One of the survivors, Stacey Pierce, was found in a room of a demolished house, and was later rushed to Arrowhead Regional Medical Center in Colton and later was confirmed by the burn center to have suffered from 90 percent third degree burns.
The other and single survivor identified as Silvia Farelas, 46, was found in the vicinity of the crash after having been ejected from the plane. She suffered from airway burns and was rushed to Riverside Community Hospital.
The five occupants were heading back to their hometown of San Jose after attending a cheer leading conference at Disneyland. They were departing from Riverside Municipal Airport when they were suddenly winded off their flight landing in a fiery crash just over two miles from the airport.
According to Riverside Fire Department Captain Tyler Reynolds, a total of four houses have been damaged – two houses completely damaged and two houses with smoke damage and minor exterior damage.
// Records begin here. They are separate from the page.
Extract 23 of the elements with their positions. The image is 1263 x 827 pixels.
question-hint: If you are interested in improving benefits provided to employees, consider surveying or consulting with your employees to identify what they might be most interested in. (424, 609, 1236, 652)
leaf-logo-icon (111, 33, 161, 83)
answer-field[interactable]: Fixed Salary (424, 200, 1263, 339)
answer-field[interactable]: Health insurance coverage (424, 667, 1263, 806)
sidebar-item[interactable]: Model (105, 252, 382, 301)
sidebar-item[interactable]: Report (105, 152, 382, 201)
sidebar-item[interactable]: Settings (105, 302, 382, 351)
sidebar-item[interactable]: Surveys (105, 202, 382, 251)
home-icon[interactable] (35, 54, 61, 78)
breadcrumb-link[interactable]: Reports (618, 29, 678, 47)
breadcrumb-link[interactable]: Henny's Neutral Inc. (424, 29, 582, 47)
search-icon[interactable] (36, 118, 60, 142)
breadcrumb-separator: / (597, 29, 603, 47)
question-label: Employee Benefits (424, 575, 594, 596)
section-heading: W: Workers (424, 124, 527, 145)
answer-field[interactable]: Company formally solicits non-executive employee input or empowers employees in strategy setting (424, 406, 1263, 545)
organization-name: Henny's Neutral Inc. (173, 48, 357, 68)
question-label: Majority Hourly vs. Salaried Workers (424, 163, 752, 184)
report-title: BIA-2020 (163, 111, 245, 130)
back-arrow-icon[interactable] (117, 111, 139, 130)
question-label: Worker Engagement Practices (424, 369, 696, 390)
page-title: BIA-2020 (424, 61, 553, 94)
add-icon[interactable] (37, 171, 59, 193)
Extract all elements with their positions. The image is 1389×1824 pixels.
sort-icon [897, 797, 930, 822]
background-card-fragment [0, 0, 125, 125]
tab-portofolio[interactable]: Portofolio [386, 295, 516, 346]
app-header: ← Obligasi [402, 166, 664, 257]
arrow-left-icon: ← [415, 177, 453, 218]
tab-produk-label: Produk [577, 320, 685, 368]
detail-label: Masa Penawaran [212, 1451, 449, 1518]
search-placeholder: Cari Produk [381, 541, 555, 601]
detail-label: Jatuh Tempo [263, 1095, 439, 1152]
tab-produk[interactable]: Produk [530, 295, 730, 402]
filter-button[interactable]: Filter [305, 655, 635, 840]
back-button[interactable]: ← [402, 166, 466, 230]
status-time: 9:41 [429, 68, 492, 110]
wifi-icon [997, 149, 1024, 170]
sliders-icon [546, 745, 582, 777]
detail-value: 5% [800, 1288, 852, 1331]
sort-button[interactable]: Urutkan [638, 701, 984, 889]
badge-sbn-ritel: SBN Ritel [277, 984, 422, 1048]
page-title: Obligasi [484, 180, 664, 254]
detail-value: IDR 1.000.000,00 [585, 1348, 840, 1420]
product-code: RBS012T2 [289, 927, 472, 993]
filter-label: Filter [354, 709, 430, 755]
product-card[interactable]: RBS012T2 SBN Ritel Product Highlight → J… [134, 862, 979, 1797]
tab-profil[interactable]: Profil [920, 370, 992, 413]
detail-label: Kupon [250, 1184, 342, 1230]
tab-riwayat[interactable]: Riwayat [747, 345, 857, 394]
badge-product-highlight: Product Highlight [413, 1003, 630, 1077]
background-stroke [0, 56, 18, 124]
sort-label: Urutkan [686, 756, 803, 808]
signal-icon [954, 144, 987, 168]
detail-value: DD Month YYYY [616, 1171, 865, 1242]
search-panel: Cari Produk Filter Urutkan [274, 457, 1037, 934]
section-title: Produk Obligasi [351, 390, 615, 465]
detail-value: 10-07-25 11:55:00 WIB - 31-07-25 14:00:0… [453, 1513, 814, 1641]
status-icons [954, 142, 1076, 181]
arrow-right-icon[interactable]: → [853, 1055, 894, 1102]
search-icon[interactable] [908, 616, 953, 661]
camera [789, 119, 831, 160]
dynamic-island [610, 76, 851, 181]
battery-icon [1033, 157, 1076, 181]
American Red Cross is aiding families that have been affected. Services that are provided include a temporary shelter, mental health and trauma assistance, food and water. Tony Briggs, an American Red Cross representative has clearly explained that a total of about five families have received support.
“Once the wreckage has been recovered we will start gathering archived information related to the man, the machine, and the environment,” said Stephen Stein, Air Safety Investigator with the National Transportation Safety Board.
The investigation consists of a long chain of processes before any department can conclude the probable cause of the incident, and if any mechanical systematic deficiencies played a role in the fallen aircraft.
“Once the fact gathering phasing investigation is complete which is a process that can take 15 maybe even 18 months, a factual report will be released on our website along with a public docket with all the supporting information gathered during the course of the investigation,” said Stein.
As the investigation of the incident continues, the NTSB encourages any witnesses that have seen, heard, or observed anything to submit statements through either their website or by contacting their office at the NTSB headquarters.